ある方からノンフィクションを考えるとき参考にしたらよいと言われた本です。その時から既に7年も経ってしまいました。記載されている情報量が半端なく、一度読んだときは途中で挫折していました。今回も、読むのがしんどい箇所を飛ばし飛ばし読んだため、どこまで理解できているか心もとないのですが、途中から興奮して読み進めました。

この本は、本居宣長の息子で、病により盲目となった本居春庭の評伝です。それと同時に、本居春庭の人生に惹かれ追い続けた作者足立巻一の自伝でもあります。このように自伝・評伝ではあるのですが、国語学説についてもこの本の中ではかなり詳細に言及されています。知識面で一歩も退かない意思を感じます。また、たくさんの本居春庭の関係者、関係先(伊勢・松阪市名古屋市など)が紹介され、筆者は何度も実際に足を運んでいます。「構想40年」の重みを感じます。

ここでは印象に残った3点について述べます。

  • 和歌の重要性

本居宣長には国学者、いわゆる"右"の思想家という短絡的なイメージがあったのですが、この本を読みイメージが変わりました。島崎藤村『夜明け前』に言及しつつ、筆者は本居宣長平田篤胤との違いについて次のように述べています。

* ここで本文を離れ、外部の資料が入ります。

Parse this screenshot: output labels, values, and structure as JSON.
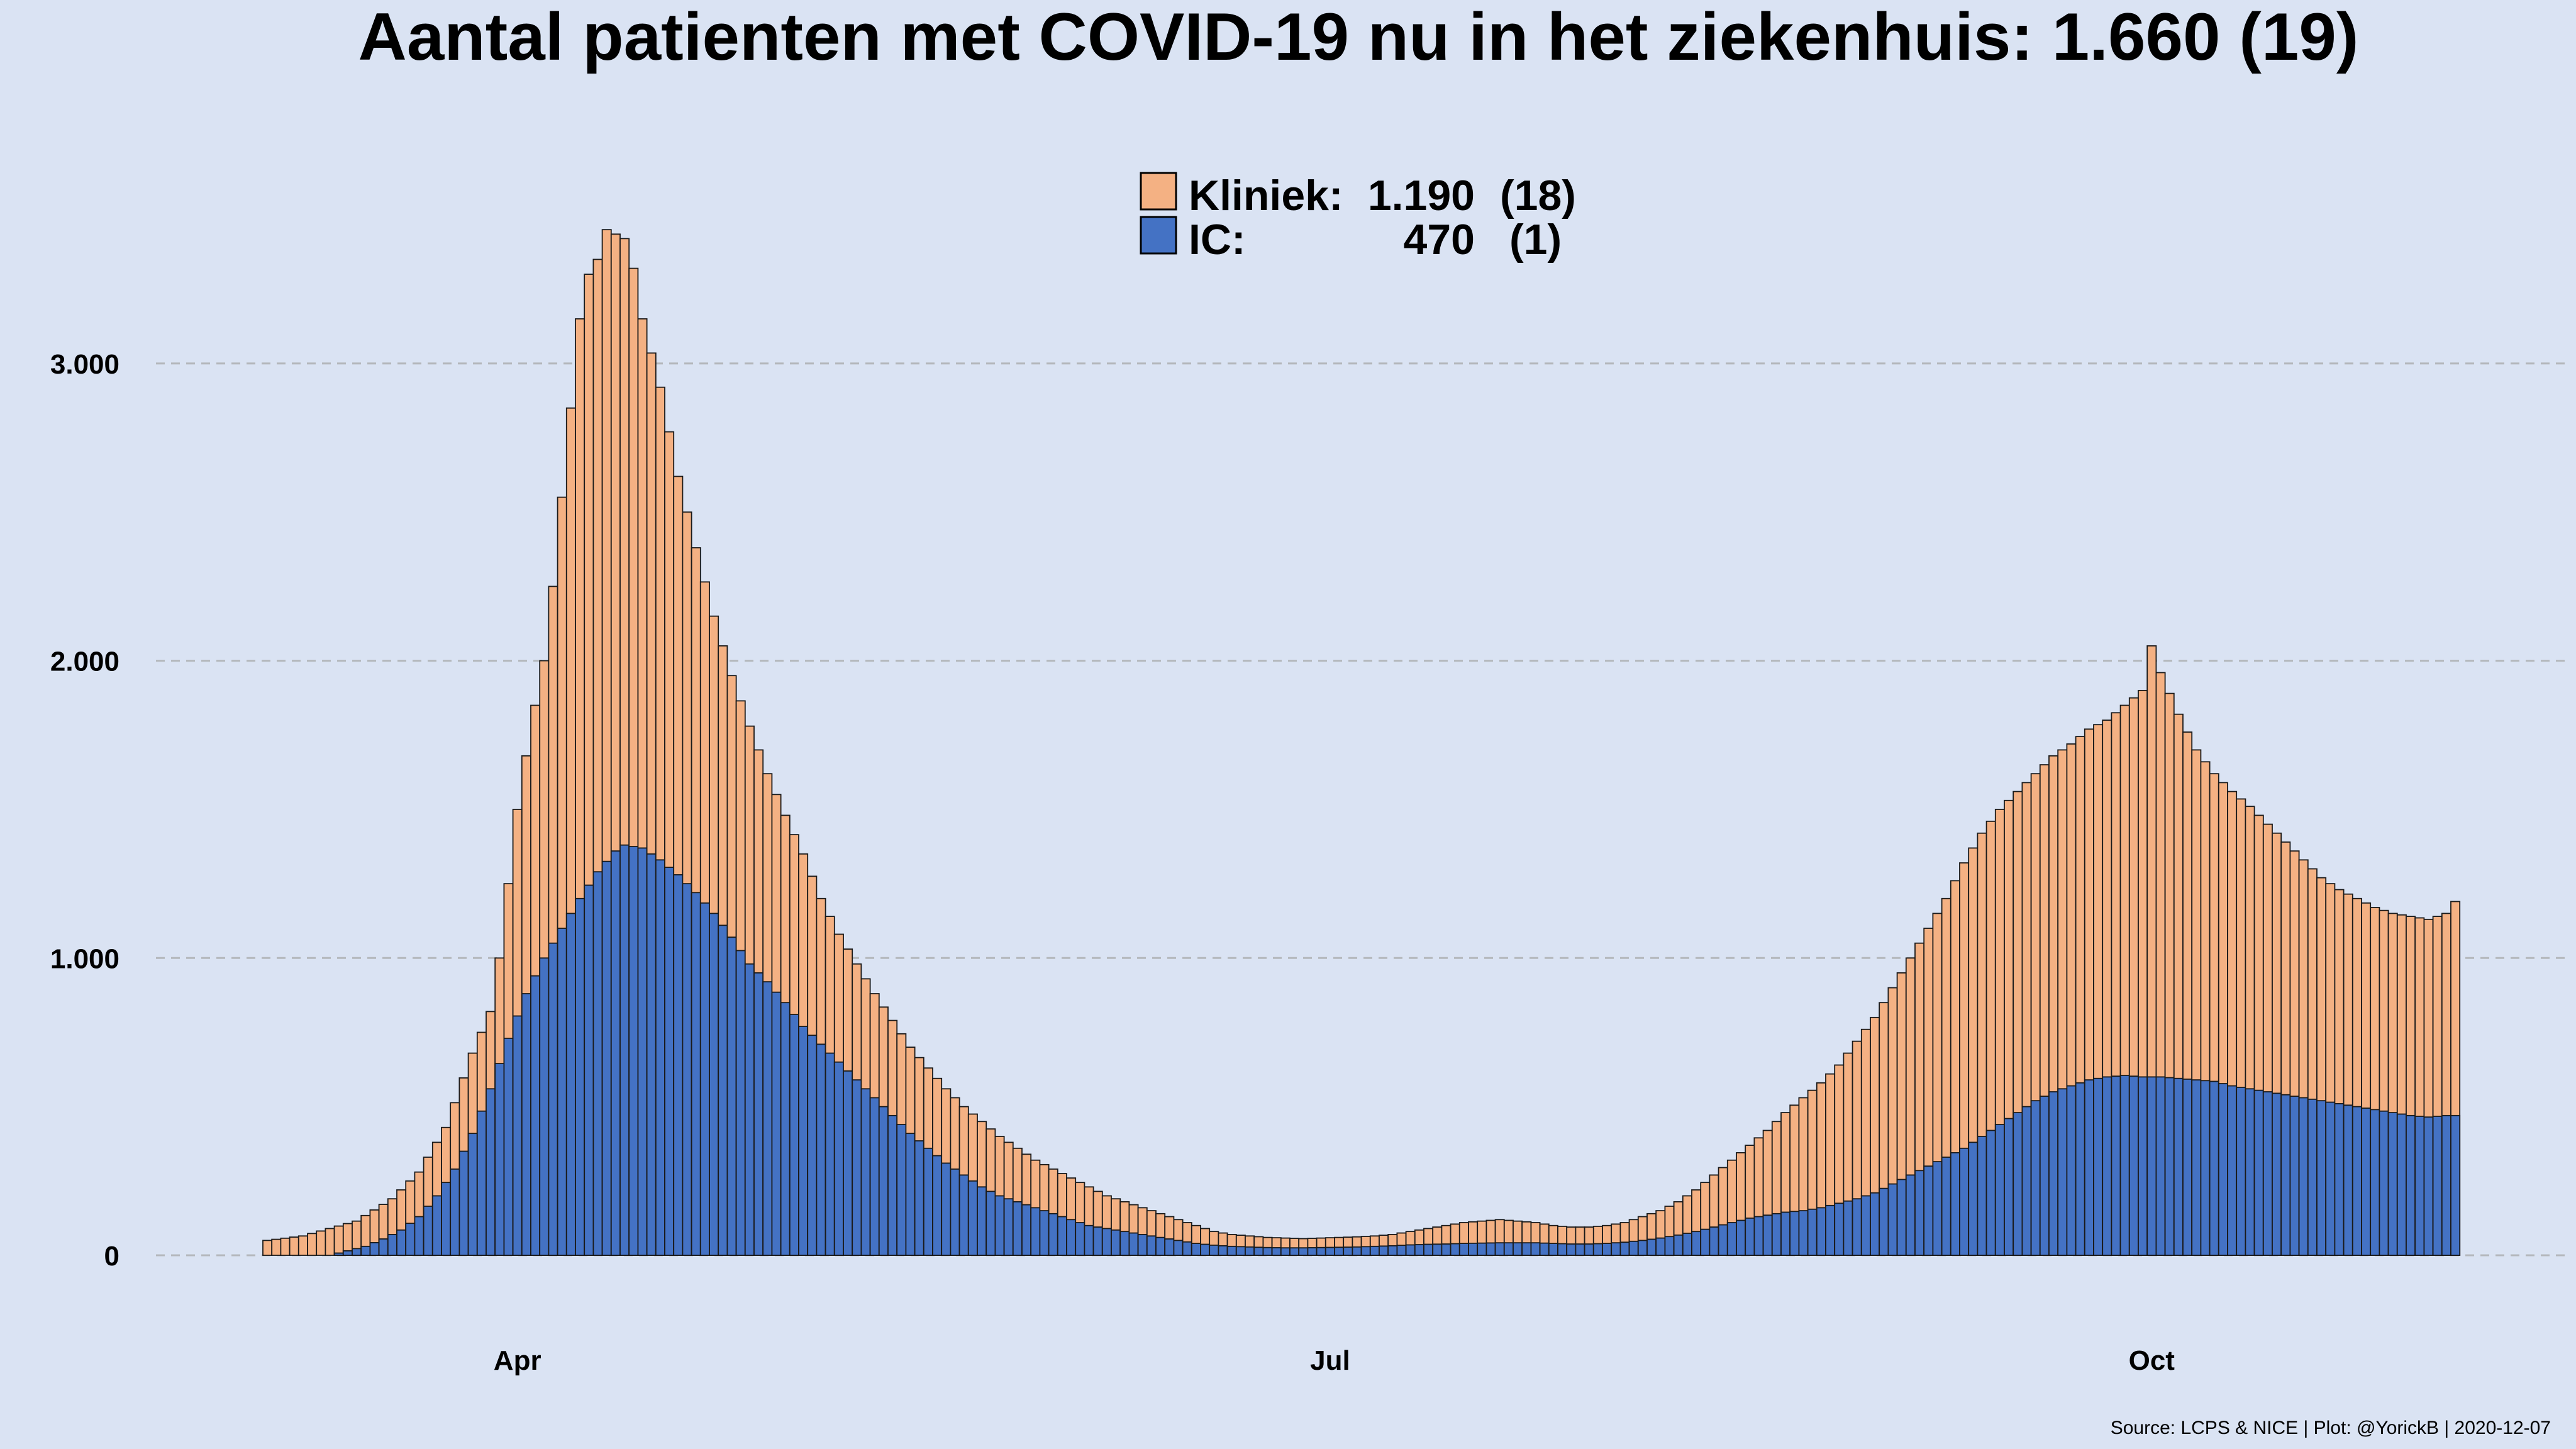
{
  "chart_data": {
    "type": "bar",
    "stacked": true,
    "title": "Aantal patienten met COVID-19 nu in het ziekenhuis: 1.660  (19)",
    "source": "Source: LCPS & NICE | Plot: @YorickB |  2020-12-07",
    "x_ticks": [
      "Apr",
      "Jul",
      "Oct"
    ],
    "y_ticks": [
      "0",
      "1.000",
      "2.000",
      "3.000"
    ],
    "ylim": [
      0,
      4000
    ],
    "grid": "horizontal dashed",
    "legend_position": "top-center",
    "series": [
      {
        "name": "Kliniek",
        "legend_label": "Kliniek:",
        "legend_value": "1.190",
        "legend_delta": "(18)",
        "color": "#f4b183",
        "knots": [
          [
            0,
            50
          ],
          [
            4,
            65
          ],
          [
            10,
            115
          ],
          [
            14,
            190
          ],
          [
            17,
            280
          ],
          [
            20,
            430
          ],
          [
            23,
            680
          ],
          [
            25,
            820
          ],
          [
            26,
            1000
          ],
          [
            27,
            1250
          ],
          [
            28,
            1500
          ],
          [
            29,
            1680
          ],
          [
            30,
            1850
          ],
          [
            31,
            2000
          ],
          [
            32,
            2250
          ],
          [
            33,
            2550
          ],
          [
            34,
            2850
          ],
          [
            35,
            3150
          ],
          [
            36,
            3300
          ],
          [
            37,
            3350
          ],
          [
            38,
            3450
          ],
          [
            40,
            3420
          ],
          [
            41,
            3320
          ],
          [
            42,
            3150
          ],
          [
            44,
            2920
          ],
          [
            46,
            2620
          ],
          [
            48,
            2380
          ],
          [
            50,
            2150
          ],
          [
            52,
            1950
          ],
          [
            54,
            1780
          ],
          [
            56,
            1620
          ],
          [
            58,
            1480
          ],
          [
            60,
            1350
          ],
          [
            62,
            1200
          ],
          [
            64,
            1080
          ],
          [
            66,
            980
          ],
          [
            68,
            880
          ],
          [
            70,
            790
          ],
          [
            72,
            700
          ],
          [
            74,
            630
          ],
          [
            76,
            560
          ],
          [
            78,
            500
          ],
          [
            80,
            450
          ],
          [
            82,
            400
          ],
          [
            84,
            360
          ],
          [
            86,
            320
          ],
          [
            88,
            290
          ],
          [
            90,
            260
          ],
          [
            92,
            230
          ],
          [
            94,
            200
          ],
          [
            96,
            180
          ],
          [
            98,
            160
          ],
          [
            100,
            140
          ],
          [
            102,
            120
          ],
          [
            104,
            100
          ],
          [
            106,
            80
          ],
          [
            108,
            70
          ],
          [
            110,
            65
          ],
          [
            112,
            60
          ],
          [
            114,
            58
          ],
          [
            116,
            56
          ],
          [
            118,
            58
          ],
          [
            120,
            60
          ],
          [
            122,
            62
          ],
          [
            124,
            65
          ],
          [
            126,
            70
          ],
          [
            128,
            80
          ],
          [
            130,
            90
          ],
          [
            132,
            100
          ],
          [
            134,
            110
          ],
          [
            136,
            115
          ],
          [
            138,
            120
          ],
          [
            140,
            115
          ],
          [
            142,
            110
          ],
          [
            144,
            100
          ],
          [
            146,
            95
          ],
          [
            148,
            95
          ],
          [
            150,
            100
          ],
          [
            152,
            110
          ],
          [
            154,
            130
          ],
          [
            156,
            150
          ],
          [
            158,
            180
          ],
          [
            160,
            220
          ],
          [
            162,
            270
          ],
          [
            164,
            320
          ],
          [
            166,
            370
          ],
          [
            168,
            420
          ],
          [
            170,
            480
          ],
          [
            172,
            530
          ],
          [
            174,
            580
          ],
          [
            176,
            640
          ],
          [
            178,
            720
          ],
          [
            180,
            800
          ],
          [
            182,
            900
          ],
          [
            184,
            1000
          ],
          [
            186,
            1100
          ],
          [
            188,
            1200
          ],
          [
            190,
            1320
          ],
          [
            192,
            1420
          ],
          [
            194,
            1500
          ],
          [
            196,
            1560
          ],
          [
            198,
            1620
          ],
          [
            200,
            1680
          ],
          [
            202,
            1720
          ],
          [
            204,
            1770
          ],
          [
            206,
            1800
          ],
          [
            208,
            1850
          ],
          [
            210,
            1900
          ],
          [
            211,
            2050
          ],
          [
            212,
            1960
          ],
          [
            214,
            1820
          ],
          [
            216,
            1700
          ],
          [
            218,
            1620
          ],
          [
            220,
            1560
          ],
          [
            222,
            1510
          ],
          [
            224,
            1450
          ],
          [
            226,
            1390
          ],
          [
            228,
            1330
          ],
          [
            230,
            1270
          ],
          [
            232,
            1230
          ],
          [
            234,
            1200
          ],
          [
            236,
            1170
          ],
          [
            238,
            1150
          ],
          [
            240,
            1140
          ],
          [
            242,
            1130
          ],
          [
            244,
            1150
          ],
          [
            245,
            1190
          ]
        ]
      },
      {
        "name": "IC",
        "legend_label": "IC:",
        "legend_value": "470",
        "legend_delta": "(1)",
        "color": "#4472c4",
        "knots": [
          [
            0,
            0
          ],
          [
            7,
            0
          ],
          [
            9,
            15
          ],
          [
            11,
            30
          ],
          [
            13,
            55
          ],
          [
            15,
            85
          ],
          [
            17,
            130
          ],
          [
            19,
            200
          ],
          [
            21,
            290
          ],
          [
            23,
            410
          ],
          [
            25,
            560
          ],
          [
            27,
            730
          ],
          [
            29,
            880
          ],
          [
            31,
            1000
          ],
          [
            33,
            1100
          ],
          [
            35,
            1200
          ],
          [
            37,
            1290
          ],
          [
            39,
            1360
          ],
          [
            40,
            1380
          ],
          [
            42,
            1370
          ],
          [
            44,
            1330
          ],
          [
            46,
            1280
          ],
          [
            48,
            1220
          ],
          [
            50,
            1150
          ],
          [
            52,
            1070
          ],
          [
            54,
            980
          ],
          [
            56,
            920
          ],
          [
            58,
            850
          ],
          [
            60,
            770
          ],
          [
            62,
            710
          ],
          [
            64,
            650
          ],
          [
            66,
            590
          ],
          [
            68,
            530
          ],
          [
            70,
            470
          ],
          [
            72,
            410
          ],
          [
            74,
            360
          ],
          [
            76,
            310
          ],
          [
            78,
            270
          ],
          [
            80,
            230
          ],
          [
            82,
            200
          ],
          [
            84,
            180
          ],
          [
            86,
            160
          ],
          [
            88,
            140
          ],
          [
            90,
            120
          ],
          [
            92,
            100
          ],
          [
            94,
            90
          ],
          [
            96,
            80
          ],
          [
            98,
            70
          ],
          [
            100,
            60
          ],
          [
            102,
            50
          ],
          [
            104,
            40
          ],
          [
            106,
            34
          ],
          [
            108,
            30
          ],
          [
            110,
            28
          ],
          [
            112,
            26
          ],
          [
            114,
            25
          ],
          [
            116,
            25
          ],
          [
            118,
            26
          ],
          [
            120,
            27
          ],
          [
            122,
            28
          ],
          [
            124,
            30
          ],
          [
            126,
            32
          ],
          [
            128,
            35
          ],
          [
            130,
            37
          ],
          [
            132,
            38
          ],
          [
            134,
            40
          ],
          [
            136,
            41
          ],
          [
            138,
            42
          ],
          [
            140,
            42
          ],
          [
            142,
            42
          ],
          [
            144,
            40
          ],
          [
            146,
            38
          ],
          [
            148,
            38
          ],
          [
            150,
            40
          ],
          [
            152,
            44
          ],
          [
            154,
            50
          ],
          [
            156,
            58
          ],
          [
            158,
            68
          ],
          [
            160,
            80
          ],
          [
            162,
            95
          ],
          [
            164,
            110
          ],
          [
            166,
            125
          ],
          [
            168,
            135
          ],
          [
            170,
            145
          ],
          [
            172,
            150
          ],
          [
            174,
            160
          ],
          [
            176,
            175
          ],
          [
            178,
            190
          ],
          [
            180,
            210
          ],
          [
            182,
            240
          ],
          [
            184,
            270
          ],
          [
            186,
            300
          ],
          [
            188,
            330
          ],
          [
            190,
            360
          ],
          [
            192,
            400
          ],
          [
            194,
            440
          ],
          [
            196,
            480
          ],
          [
            198,
            520
          ],
          [
            200,
            550
          ],
          [
            202,
            570
          ],
          [
            204,
            590
          ],
          [
            206,
            600
          ],
          [
            208,
            605
          ],
          [
            210,
            600
          ],
          [
            212,
            600
          ],
          [
            214,
            595
          ],
          [
            216,
            590
          ],
          [
            218,
            585
          ],
          [
            220,
            570
          ],
          [
            222,
            560
          ],
          [
            224,
            550
          ],
          [
            226,
            540
          ],
          [
            228,
            530
          ],
          [
            230,
            520
          ],
          [
            232,
            510
          ],
          [
            234,
            500
          ],
          [
            236,
            490
          ],
          [
            238,
            480
          ],
          [
            240,
            470
          ],
          [
            242,
            465
          ],
          [
            244,
            470
          ],
          [
            245,
            470
          ]
        ]
      }
    ]
  }
}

それに、篤胤には和歌、つまり文学、ことばに対する興味が欠けていたと思われる。だから、宣長を白痴と思われるほど景仰しながら、憧憬を集中させたのはその古道説でしかなかった。これはもともとことばに関する感覚を持たなかったかもしれない。(…)篤胤には語学などは関心のそとにあり、ひたすら主観的な神学だけをつくりあげていった。(上巻 pp.376-377) 

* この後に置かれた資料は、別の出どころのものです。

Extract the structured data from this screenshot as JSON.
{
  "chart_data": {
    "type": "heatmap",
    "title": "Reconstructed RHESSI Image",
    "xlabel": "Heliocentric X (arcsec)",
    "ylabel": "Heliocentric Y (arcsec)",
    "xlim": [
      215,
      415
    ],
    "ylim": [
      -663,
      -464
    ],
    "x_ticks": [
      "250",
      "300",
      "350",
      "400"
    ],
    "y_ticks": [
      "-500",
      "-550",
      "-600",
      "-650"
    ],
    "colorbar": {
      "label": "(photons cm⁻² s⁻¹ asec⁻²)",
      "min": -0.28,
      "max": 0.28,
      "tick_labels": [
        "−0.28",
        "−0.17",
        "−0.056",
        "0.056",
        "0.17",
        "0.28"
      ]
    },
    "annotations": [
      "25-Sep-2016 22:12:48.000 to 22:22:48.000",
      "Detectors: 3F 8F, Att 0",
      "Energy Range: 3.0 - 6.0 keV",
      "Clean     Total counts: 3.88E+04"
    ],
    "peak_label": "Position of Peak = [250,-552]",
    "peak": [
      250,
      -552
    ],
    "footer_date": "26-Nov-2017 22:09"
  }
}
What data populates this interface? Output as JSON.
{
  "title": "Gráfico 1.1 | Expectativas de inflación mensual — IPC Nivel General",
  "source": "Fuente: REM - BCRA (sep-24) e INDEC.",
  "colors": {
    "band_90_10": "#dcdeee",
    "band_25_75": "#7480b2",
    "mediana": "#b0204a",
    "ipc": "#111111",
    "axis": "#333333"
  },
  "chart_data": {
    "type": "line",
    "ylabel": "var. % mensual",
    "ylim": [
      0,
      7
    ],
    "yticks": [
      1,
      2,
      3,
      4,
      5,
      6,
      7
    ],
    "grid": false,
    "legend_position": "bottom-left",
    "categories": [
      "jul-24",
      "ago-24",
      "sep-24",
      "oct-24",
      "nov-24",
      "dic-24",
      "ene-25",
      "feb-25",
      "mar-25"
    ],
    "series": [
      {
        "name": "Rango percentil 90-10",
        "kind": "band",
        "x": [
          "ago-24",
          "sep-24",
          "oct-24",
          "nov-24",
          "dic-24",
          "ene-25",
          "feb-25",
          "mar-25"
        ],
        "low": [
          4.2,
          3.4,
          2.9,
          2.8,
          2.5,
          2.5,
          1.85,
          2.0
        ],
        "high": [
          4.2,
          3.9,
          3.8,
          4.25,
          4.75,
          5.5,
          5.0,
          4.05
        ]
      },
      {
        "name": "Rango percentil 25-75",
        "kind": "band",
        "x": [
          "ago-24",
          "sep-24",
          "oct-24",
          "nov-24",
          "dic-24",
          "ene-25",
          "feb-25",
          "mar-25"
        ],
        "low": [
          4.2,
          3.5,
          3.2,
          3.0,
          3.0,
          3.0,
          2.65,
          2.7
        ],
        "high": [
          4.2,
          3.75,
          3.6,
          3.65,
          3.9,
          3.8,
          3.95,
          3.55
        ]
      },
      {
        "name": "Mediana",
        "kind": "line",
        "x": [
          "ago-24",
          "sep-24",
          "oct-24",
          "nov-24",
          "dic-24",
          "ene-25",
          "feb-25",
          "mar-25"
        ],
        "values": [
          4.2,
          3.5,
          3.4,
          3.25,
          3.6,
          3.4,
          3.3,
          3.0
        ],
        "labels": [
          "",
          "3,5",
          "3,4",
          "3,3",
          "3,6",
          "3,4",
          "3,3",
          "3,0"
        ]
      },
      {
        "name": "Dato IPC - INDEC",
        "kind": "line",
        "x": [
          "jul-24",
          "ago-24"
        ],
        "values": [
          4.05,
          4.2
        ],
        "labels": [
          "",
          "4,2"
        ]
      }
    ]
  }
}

 この本を読むと多くの和歌が引用されています。日本語の鍛錬として、また「もののあはれ」を感得するためにも、和歌は重要な位置づけだったとされています。現在、和歌を詠む人はそれほど多くないと思いますし、かくいう私自身も詠みません。が、この本を読むと、江戸時代、和歌がいかに重要な表現形式だったことがよくわかります。

  • 動詞の活用と”語法”論

本居春庭は、父、本居宣長の学問のうち、語学の側面を受け継ぎました。いにしえの人々の心を理解するためには、その当時の人々の言葉を理解しなければならない、そして当時の人々の言葉の規則を理解し正しい言葉遣いをしなければならない、こう春庭は考えたとのことです。「詞の通路」では自動詞と他動詞の違いについての、「詞の八衢」は動詞の活用についての書らしいのですが、春庭は動詞の接続関係に中心をおいて言語を考えています。

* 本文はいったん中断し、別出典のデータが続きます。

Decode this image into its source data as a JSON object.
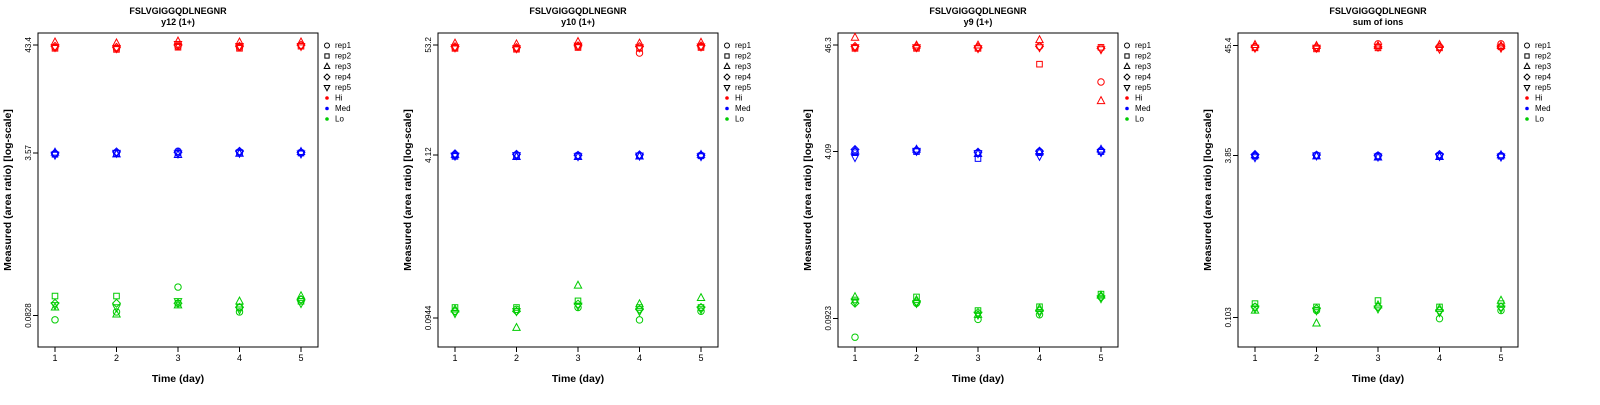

ことばの本質は意味にあるのではなくて語法にあり、その語法によってのみ人間の伝統は受けつがれていくというのが春庭の言語哲学だったと思われる。(…)語法が定まっている理由はあるはずだが、それはつたない人の心ではかり知ることができない、と書いたことの裏には「語法が定まっている理由」まで思索していたと思われる。(下巻 p.5)

中学校、高等学校で、「五段活用」などを勉強したと思うのですが、そもそもなぜ活用が問題となるのかはまったく考えたこともなかったです。このような言語観が裏にあったのだと興味深いものがあります。

  • ファクト・ファインディングの手法

この本の面白さは、春庭の評伝でもあり、作者の自伝でもある点です。なぜ春庭に惹かれるのかが作者自身もはじめはわかっていません。ただ、春庭の生涯について追いかける作業が、そのまま作者の人生と二重写しとなり、時間の「発酵作用」というようなものがページが進むにつれて顕著に出てきます。作者は、青春時代に伊勢市神宮皇學館で過ごすのですが、その高精細な描写自体が一つの貴重なドキュメントになっています。そして、不思議なことに、私自身も伊勢や松阪の地を訪れたいと思ってしまうのです。

まだわからない点、読めていない点も多いので、時間を置いて再読したいと思います。足立さんの本は、他の本もこのシリーズで扱うつもうです。